100%|██████████| 8/8 [00:00<00:00, 2666.65it/s]


In [175]:
import os
os.system('python -m spacy init fill-config tagger_config.cfg config.cfg')

0

In [176]:
import os
os.system('python -m spacy train config.cfg --output ./output --paths.train ./train.spacy --paths.dev ./train.spacy')

0

testing

In [20]:
nlp = spacy.load("./output/model-best")
TEST_DATA = [
    "The grass is green.",
    "the blue carpet is beautifully shinning",
    "The sky is blue.",
    "the color of the sky was red because of the flames",
    "that room walls were painted in half gray and half white",
    "The sun is bright."
]

for text in TEST_DATA:
        doc = nlp(text)
        spacy.displacy.render(doc, style="ent", jupyter=True)

# old training method

In [13]:
import random
from pathlib import Path
import spacy
from spacy.training.example import Example


TRAIN_DATA = [
    ("The sky is blue", {"entities": [(11, 15, "COLOR")]}),
    ("She wore a red dress", {"entities": [(11, 14, "COLOR")]}),
    ("The car is painted in green", {"entities": [(22, 27, "COLOR")]}),
    ("The sunsets are often orange", {"entities": [(22, 28, "COLOR")]}),
    ("The flag is red, white, and blue", {"entities": [(12, 15, "COLOR"), (17, 22, "COLOR"), (28, 32, "COLOR")]}),
    ("The room was painted in shades of gray", {"entities": [(34, 38, "COLOR")]}),
    ("The sky can be beautifully pink during sunsets", {"entities": [(27, 31, "COLOR")]}),
    ("The leaves turn yellow in the fall", {"entities": [(16, 22, "COLOR")]}),
]

In [1]:
nlp = spacy.blank('en')

ner = nlp.add_pipe('ner')

for _, annotations in TRAIN_DATA:
    for ent in annotations.get('entities'):
            ner.add_label(ent[2])

other_pipes = [pipe for pipe in nlp.pipe_names if pipe != 'ner']
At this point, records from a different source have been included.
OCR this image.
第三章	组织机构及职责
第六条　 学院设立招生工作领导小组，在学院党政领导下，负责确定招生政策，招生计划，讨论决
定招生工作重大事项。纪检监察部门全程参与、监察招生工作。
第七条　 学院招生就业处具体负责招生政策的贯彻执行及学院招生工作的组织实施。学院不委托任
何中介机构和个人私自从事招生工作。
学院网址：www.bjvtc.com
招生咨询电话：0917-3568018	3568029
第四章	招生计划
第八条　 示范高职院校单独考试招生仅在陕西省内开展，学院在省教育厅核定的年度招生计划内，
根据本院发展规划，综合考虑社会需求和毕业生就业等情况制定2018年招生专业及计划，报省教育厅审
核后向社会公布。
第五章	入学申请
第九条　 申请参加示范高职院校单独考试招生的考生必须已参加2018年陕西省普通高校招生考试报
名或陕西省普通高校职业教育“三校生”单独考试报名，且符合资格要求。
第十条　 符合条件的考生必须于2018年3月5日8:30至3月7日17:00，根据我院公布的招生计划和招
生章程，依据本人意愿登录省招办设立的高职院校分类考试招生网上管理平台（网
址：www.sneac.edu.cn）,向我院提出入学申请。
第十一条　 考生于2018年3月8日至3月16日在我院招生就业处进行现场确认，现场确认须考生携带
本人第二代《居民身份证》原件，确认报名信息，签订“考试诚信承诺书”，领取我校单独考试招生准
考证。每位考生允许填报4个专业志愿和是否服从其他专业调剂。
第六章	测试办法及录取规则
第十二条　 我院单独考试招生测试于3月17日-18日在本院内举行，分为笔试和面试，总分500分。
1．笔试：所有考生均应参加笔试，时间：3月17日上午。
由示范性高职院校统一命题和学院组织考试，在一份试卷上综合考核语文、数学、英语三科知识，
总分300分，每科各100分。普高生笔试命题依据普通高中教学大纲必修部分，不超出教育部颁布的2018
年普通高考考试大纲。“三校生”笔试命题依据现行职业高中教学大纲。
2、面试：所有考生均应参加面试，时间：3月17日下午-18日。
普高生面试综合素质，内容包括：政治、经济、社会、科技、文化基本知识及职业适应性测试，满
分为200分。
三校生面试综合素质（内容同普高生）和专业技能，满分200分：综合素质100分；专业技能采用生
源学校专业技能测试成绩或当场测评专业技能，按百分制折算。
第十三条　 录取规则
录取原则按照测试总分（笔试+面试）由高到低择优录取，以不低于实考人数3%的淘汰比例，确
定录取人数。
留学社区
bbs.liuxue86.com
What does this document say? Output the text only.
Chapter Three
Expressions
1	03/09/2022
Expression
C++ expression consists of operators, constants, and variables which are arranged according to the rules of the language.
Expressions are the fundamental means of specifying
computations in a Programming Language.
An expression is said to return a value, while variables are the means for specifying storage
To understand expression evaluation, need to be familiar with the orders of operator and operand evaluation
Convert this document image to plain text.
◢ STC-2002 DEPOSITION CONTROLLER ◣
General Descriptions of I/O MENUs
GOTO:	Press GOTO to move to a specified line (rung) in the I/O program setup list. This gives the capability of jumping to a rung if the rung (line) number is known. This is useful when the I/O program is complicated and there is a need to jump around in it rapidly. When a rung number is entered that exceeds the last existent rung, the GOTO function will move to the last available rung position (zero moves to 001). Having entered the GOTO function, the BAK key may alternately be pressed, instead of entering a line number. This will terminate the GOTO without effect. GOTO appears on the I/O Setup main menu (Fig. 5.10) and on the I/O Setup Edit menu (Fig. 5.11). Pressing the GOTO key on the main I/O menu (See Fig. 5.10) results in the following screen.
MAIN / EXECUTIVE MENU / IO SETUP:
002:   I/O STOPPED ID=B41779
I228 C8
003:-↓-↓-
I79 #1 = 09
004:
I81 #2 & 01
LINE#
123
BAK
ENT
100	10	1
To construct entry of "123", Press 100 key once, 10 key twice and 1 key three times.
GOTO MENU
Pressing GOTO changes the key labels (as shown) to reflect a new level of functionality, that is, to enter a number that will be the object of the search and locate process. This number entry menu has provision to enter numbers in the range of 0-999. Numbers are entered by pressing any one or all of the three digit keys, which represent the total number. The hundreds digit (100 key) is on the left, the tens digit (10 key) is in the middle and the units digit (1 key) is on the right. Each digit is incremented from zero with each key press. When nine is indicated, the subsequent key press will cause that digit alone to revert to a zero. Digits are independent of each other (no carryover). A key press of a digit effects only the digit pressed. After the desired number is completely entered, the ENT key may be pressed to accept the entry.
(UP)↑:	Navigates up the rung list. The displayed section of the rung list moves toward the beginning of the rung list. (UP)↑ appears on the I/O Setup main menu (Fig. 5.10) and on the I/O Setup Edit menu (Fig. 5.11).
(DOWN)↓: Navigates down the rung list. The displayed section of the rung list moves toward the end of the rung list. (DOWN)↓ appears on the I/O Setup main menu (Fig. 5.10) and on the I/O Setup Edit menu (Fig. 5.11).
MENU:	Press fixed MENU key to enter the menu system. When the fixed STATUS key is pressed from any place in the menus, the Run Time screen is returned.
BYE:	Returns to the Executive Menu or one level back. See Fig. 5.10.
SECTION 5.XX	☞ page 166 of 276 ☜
NameError: name 'spacy' is not defined

In [15]:
examples = []
for input_data, annot in TRAIN_DATA:
    doc = nlp.make_doc(input_data)
    example = Example.from_dict(doc, annot)
    examples.append(example)

with nlp.disable_pipes(*other_pipes):  # only train NER
    optimizer = nlp.begin_training()
    for itn in range(20):
        random.shuffle(examples)
        losses = {}
        for example in examples:
            nlp.update(
                [example],
                drop=0.5, # dropout-make it harder to memorise data
                sgd=optimizer, # callable to update weights
                losses=losses)

nlp.to_disk("./model_ner_old")

In [16]:
nlp = spacy.load("./model_ner_old")
for text, _ in TRAIN_DATA:
        doc = nlp(text)
        spacy.displacy.render(doc, style="ent", jupyter=True)

# Training a POS Tagger

 ner tagger to recognize a new entity label called “COLOR”

In [27]:
import random
from pathlib import Path
from spacy.pipeline.ner import Config
import spacy
from spacy.training.example import Example

TAG_MAP = {
    'NNS': {'pos': 'NNS'},
    'any': {'pos': 'any'}
}

TRAIN_DATA = [
    ("there is many students in this class they'll pass student by student", {'tags': ['any', 'any', 'any', 'NNS', 'any', 'any', 'any', 'any', 'any', 'any', 'any', 'any', 'any']}),
    ("There are several books on the shelf and they'll read book by book",{"tags": ['any', 'any', 'any', 'NNS', 'any', 'any', 'any', 'any', 'any', 'any', 'any', 'any', 'any', 'any']}),
    ("There are many cats in the park", {"tags": ["any", "any", "any", "NNS", "any", "any", "any"]}),
    ("She has two dogs at home", {"tags": ["any", "any", "any", "NNS", "any", "any"]}),
    ("She has one dog at home", {"tags": ["any", "any", "any", "any", "any", "any"]}),
    ("there is a cat in the garden", {"tags": ["any", "any", "any", "any", "any", "any", "any"]}),
    ("There are multiple houses in the neighborhood", {"tags": ["any", "any", "any", "NNS", "any", "any", "any"]}),
    ("The kids play with colorful balls in the park", {"tags": ["any", "NNS", "any", "any", "any", "NNS", "any", "any", "any"]}),
    ("She has three cats and four dogs at home", {"tags": ["any", "any", "any", "NNS", "any", "any", "NNS", "any", "any"]}),
    ("We saw some birds in the sky", {"tags": ["any", "any", "any", "NNS", "any", "any", "any"]}),
    ("The students are studying for their exams", {"tags": ["any", "NNS", "any", "any", "any", "any", "NNS"]}),
    ("I counted the apples and there are twenty", {"tags": ["any", "any", "any", "NNS", "any", "any", "any", "any"]}),

]

nlp = spacy.blank("en")
# Create a new NER component
tagger = nlp.add_pipe("tagger")

# Add the labels to the tagger
for tag, values in TAG_MAP.items():
    tagger.add_label(tag)



In [30]:

examples = []

for input_data, annot in TRAIN_DATA:
    doc = nlp.make_doc(input_data)
    example = Example.from_dict(doc, annot)
    examples.append(example)

nlp.initialize(lambda: examples)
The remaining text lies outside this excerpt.